Avoiding AI Buzzwords
A big problem in the AI space is the use of buzzwords — people using terms or phrases in order to garner some type of attention. In order to build an AI strategy in a high-ROI way, leadership needs to have a fundamental grasp of what everyone is working on within the AI landscape. The idea that AI is just another form of I T— something that can just be plugged into – cannot be the mindset of leadership.
“We could call it an uncomfortable reality of artificial intelligence where in order to build a technology strategy that leverages AI in an advantageous and a high-ROI way, we do need leadership that has some fundamental grasp of what the heck we’re working with here.”
“AI is such a new domain. It’s such a new world. There are so many new facets of what we have to grasp to get it to be unlocked.”
Educating Leadership
Emerj is helping educate leadership by focusing on three areas. The first area is how machine learning works broadly, which entails how machine learning strategies are trained. The second is basic terms and components. And lastly, a representative set of use cases.
“Even just knowing a fistful of use cases for an insurance executive who otherwise kind of thinks it’s like IT will help to unlock parts of the brain to get their ideas flowing in new ways where they can actually contribute to that conversation and build a strategy that’s realistic.”
Misunderstood Aspects of AI
You have to keep beating the drum that AI is not IT. For IT, integration means finding APIs, connections, and doing all the heavy lifting to plug it in. With machine learning and AI, the focus is on your data assets. You have to integrate and experiment to see if there is even a fit between the data and the program to begin with. There are very few AI projects that possess some kind of certainty. So for AI, you need to have a more R-and-D type of mentality.
“AI is going to always be an experiment, and sometimes experiments fail.”
“For a lot of enterprise use cases, we really cannot be making bold claims upfront. We have to be able to take initial steps and that’s something a lot of companies do not want to stomach.”
Leading Through a Crisis
Technology priorities are changing. Leading through a crisis involves more than just knowing how to use AI; it involves identifying the problems that are most critical to solve right now and figuring out what technology can help solve them.
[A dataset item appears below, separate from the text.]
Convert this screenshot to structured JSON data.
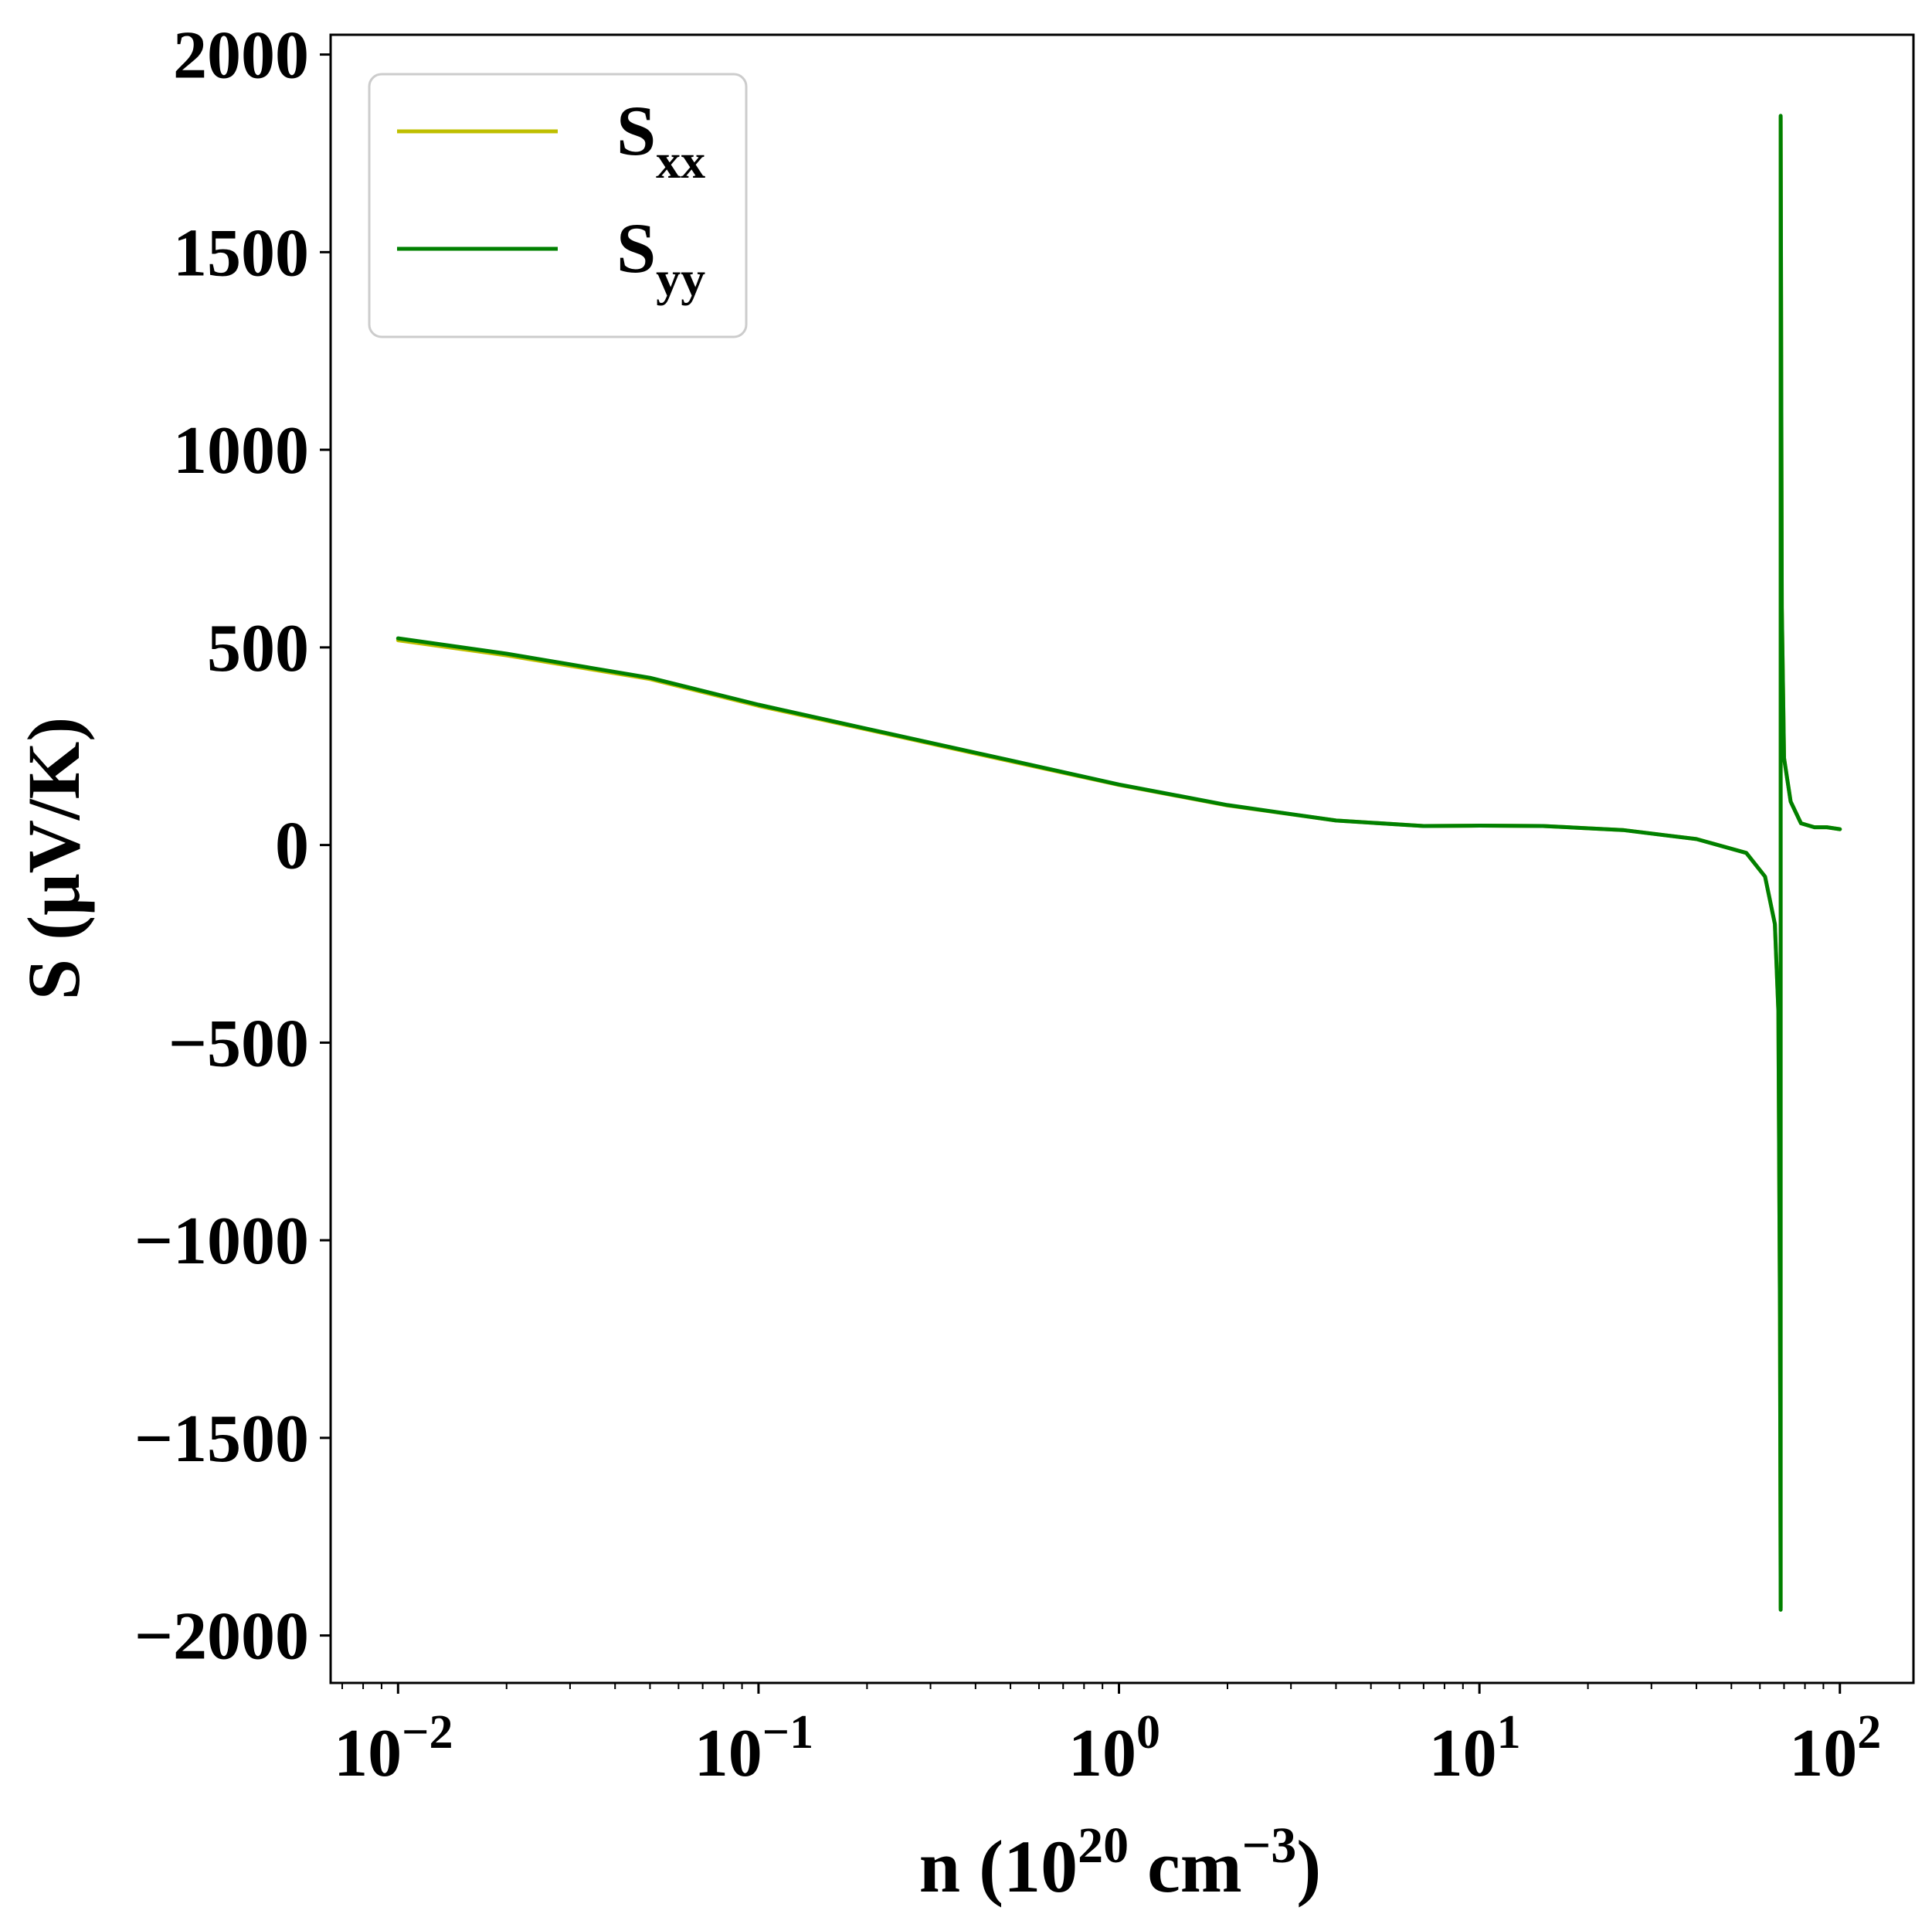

Companies will inevitably be focused on having resilient operations when things rebalance in the future. Companies least far ahead in their digital transformation will be the hardest hit.
“There is a pivot toward applications with ease of deployment, measurable ROI for risk reduction, things that we can get going relatively swiftly. So we’re seeing any innovation effort that’s still left being pivoted toward those kinds of priorities.”